Question

Using section formula, show that the points A(2, -3, 4), B (-1, 2, 1) and $C(0, \frac{1}{3}, 2)$ are collinear.

Answer 1

Please see the attachment

Answer 2

The points A(2, -3, 4), B (-1, 2, 1) and  C (0,$\frac{1}{3}$,2) are collinear.

• Given :

Points A(2, -3, 4), B (-1, 2, 1) and C (0,$\frac{1}{3}$,2) .

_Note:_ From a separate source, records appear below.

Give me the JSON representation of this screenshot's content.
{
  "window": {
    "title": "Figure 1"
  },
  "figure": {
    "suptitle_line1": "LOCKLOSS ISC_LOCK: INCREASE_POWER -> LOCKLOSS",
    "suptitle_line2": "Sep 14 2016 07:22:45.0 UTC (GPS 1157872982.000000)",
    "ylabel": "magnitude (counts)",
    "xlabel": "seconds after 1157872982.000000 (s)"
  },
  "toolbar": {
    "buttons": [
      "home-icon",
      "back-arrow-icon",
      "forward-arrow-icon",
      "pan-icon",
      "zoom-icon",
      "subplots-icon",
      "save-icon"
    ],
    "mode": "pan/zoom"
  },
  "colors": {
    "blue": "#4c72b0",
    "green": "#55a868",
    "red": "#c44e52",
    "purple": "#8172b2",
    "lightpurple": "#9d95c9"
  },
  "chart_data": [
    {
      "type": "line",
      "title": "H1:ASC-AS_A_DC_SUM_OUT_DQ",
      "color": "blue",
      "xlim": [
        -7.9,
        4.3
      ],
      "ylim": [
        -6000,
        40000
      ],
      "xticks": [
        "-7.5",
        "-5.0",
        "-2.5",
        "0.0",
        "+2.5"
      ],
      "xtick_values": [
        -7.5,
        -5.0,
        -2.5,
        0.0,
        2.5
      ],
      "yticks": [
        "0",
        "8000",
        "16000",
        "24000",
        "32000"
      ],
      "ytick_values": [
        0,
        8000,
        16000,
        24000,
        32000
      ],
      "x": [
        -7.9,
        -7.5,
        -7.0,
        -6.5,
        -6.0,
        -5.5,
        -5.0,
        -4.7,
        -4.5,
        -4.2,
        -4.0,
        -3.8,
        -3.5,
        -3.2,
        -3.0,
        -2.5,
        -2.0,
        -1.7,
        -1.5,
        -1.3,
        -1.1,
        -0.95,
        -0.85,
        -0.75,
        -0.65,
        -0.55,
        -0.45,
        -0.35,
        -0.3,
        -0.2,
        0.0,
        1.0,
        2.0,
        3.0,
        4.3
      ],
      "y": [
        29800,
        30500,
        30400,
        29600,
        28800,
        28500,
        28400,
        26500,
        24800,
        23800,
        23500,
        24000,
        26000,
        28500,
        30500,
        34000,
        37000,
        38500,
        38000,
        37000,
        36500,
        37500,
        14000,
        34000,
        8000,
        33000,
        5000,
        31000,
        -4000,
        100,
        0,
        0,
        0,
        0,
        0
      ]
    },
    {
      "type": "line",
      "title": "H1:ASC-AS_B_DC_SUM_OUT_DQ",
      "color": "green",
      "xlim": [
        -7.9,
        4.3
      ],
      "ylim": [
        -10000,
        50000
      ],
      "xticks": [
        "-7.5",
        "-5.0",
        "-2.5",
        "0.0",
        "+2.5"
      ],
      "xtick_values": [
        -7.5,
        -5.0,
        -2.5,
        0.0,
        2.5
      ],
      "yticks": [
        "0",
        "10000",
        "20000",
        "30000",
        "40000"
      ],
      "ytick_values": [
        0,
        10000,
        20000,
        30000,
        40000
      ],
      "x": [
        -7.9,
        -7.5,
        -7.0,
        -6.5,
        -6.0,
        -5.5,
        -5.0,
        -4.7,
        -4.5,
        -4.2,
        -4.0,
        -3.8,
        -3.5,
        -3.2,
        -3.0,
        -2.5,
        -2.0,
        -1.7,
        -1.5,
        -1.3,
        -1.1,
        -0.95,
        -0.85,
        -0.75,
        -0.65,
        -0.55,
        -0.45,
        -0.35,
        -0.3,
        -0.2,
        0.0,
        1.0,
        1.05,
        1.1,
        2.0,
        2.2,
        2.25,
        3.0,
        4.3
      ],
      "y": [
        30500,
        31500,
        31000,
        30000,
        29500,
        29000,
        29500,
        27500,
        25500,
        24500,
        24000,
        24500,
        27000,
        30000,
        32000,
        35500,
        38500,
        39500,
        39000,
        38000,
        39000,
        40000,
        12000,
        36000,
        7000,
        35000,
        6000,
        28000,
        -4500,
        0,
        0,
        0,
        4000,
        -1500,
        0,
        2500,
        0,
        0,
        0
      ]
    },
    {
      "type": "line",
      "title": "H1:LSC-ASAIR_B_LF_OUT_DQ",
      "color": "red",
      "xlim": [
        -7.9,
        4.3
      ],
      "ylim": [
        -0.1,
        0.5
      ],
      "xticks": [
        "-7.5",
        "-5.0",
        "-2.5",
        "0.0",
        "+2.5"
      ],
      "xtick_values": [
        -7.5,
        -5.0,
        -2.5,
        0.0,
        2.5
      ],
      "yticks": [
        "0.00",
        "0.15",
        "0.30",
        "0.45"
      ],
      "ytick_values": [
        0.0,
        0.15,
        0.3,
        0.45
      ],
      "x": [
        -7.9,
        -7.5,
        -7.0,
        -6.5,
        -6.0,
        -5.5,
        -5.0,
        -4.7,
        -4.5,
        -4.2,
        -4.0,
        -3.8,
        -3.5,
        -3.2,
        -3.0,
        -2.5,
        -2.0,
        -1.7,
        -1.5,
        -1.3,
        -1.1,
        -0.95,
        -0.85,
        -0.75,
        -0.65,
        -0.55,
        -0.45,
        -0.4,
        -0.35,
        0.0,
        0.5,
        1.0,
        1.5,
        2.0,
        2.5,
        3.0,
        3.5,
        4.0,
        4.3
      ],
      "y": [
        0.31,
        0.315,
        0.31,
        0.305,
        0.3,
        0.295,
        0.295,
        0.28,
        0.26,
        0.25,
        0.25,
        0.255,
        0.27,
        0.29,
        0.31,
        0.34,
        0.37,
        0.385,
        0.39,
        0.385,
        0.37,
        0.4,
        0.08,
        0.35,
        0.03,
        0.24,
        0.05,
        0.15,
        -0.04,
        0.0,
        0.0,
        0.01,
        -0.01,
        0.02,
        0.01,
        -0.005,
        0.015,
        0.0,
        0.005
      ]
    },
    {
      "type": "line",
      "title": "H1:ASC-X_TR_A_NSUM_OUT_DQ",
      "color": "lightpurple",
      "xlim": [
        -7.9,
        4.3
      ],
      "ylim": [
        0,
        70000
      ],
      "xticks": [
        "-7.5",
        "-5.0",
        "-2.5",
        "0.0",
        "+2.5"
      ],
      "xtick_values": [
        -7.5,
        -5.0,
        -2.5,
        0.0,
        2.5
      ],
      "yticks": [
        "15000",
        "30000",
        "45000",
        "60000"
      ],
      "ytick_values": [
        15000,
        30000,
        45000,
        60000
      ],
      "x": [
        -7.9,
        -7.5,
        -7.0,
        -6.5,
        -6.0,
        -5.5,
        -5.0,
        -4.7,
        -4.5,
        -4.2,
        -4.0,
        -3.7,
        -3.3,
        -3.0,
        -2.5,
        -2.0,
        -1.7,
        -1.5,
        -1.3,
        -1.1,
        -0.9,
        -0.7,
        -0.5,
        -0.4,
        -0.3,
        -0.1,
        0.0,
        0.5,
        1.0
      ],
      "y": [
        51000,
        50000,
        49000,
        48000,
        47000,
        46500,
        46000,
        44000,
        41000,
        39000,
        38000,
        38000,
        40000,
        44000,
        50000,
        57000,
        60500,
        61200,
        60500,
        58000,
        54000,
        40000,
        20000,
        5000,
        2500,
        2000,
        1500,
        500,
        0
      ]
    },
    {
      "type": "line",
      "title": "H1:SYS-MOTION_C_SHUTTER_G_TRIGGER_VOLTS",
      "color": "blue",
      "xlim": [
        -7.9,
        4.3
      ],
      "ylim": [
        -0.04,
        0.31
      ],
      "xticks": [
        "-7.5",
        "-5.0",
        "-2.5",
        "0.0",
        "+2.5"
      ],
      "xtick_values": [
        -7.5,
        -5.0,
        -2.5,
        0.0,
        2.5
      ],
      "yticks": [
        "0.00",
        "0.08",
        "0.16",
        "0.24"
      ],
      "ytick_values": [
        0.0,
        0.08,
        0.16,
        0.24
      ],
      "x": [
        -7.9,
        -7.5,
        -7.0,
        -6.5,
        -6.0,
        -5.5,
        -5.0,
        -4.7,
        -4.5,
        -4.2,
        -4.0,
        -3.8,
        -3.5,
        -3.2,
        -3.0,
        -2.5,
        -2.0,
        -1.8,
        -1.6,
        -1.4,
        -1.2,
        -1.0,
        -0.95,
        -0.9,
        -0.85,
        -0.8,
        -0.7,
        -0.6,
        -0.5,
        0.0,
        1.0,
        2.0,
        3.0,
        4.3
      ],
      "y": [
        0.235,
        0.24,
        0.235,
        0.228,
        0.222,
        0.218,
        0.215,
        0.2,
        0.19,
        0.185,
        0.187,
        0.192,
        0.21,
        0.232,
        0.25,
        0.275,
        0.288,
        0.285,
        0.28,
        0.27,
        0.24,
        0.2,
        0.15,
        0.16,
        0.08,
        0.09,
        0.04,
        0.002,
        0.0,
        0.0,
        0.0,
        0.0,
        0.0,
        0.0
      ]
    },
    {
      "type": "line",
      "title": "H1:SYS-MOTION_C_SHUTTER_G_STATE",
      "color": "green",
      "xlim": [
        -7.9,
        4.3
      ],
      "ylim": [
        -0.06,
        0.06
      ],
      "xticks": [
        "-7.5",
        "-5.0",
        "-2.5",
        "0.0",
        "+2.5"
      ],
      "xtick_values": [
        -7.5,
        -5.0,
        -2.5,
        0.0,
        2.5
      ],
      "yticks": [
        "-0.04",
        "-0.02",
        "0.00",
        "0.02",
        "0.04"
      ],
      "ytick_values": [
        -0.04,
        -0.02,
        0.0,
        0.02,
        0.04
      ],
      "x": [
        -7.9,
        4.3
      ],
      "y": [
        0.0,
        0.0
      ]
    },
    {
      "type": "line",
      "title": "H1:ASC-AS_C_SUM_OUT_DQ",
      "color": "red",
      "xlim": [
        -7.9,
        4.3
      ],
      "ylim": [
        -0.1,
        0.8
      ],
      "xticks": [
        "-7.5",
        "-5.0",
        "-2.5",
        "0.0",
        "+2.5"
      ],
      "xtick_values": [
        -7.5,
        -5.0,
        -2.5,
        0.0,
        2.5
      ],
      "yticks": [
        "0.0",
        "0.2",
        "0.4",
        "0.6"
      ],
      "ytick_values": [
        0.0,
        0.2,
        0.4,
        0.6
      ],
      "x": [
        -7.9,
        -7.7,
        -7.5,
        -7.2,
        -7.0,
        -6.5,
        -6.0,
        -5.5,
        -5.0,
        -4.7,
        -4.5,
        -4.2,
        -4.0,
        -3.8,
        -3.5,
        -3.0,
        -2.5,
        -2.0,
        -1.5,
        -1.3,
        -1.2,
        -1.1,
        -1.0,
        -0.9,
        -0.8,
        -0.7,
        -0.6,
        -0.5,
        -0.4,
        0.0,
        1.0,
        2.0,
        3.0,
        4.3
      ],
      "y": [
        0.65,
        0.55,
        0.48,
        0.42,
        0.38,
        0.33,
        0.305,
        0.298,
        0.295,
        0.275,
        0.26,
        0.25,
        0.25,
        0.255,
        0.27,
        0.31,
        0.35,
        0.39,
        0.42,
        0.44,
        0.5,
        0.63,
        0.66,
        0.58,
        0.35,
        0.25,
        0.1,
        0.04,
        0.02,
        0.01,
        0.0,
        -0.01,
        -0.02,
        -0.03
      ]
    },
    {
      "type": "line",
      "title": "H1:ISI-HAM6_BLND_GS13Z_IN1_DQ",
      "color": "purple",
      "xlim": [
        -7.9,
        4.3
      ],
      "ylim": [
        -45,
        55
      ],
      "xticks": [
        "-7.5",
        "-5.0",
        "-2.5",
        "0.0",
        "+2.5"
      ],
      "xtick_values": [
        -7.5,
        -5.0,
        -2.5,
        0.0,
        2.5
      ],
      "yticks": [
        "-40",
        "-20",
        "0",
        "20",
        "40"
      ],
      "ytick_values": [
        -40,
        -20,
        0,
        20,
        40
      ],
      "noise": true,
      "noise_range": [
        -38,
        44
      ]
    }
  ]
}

• The points will be collinear if any one point divides the other two points in some ratio internally or externally.
• We assume that the point A divides the points B and C in some ratio k:1.
• Therefore , By section formula

(2 , -3 , 4) = ($\frac{k(-1) + 1(0)}{k+1}$ , $\frac{k(2) + 1(1/3)}{k+1}$ , $\frac{k(1) + 1(2)}{k+1}$)

• Now,

Comparing both sides we get

2 = $\frac{k(-1) + 1(0)}{k+1}$

2k + 2 = -k

k = -2/3

-3 = $\frac{k(2) + 1(1/3)}{k+1}$

-9k -9 = 6k + 1

-15k = 10

k = -2/3

4 = $\frac{k(1) + 1(2)}{k+1}$

4k + 4 = k + 2

k = -2/3

• Therefore, as the value of k is same for all the coordinates, the point A divides the points B and C in the ratio -2/3 : 1.

• That is the points A lies outside the segment B and C.

• Therefore, the points are collinear.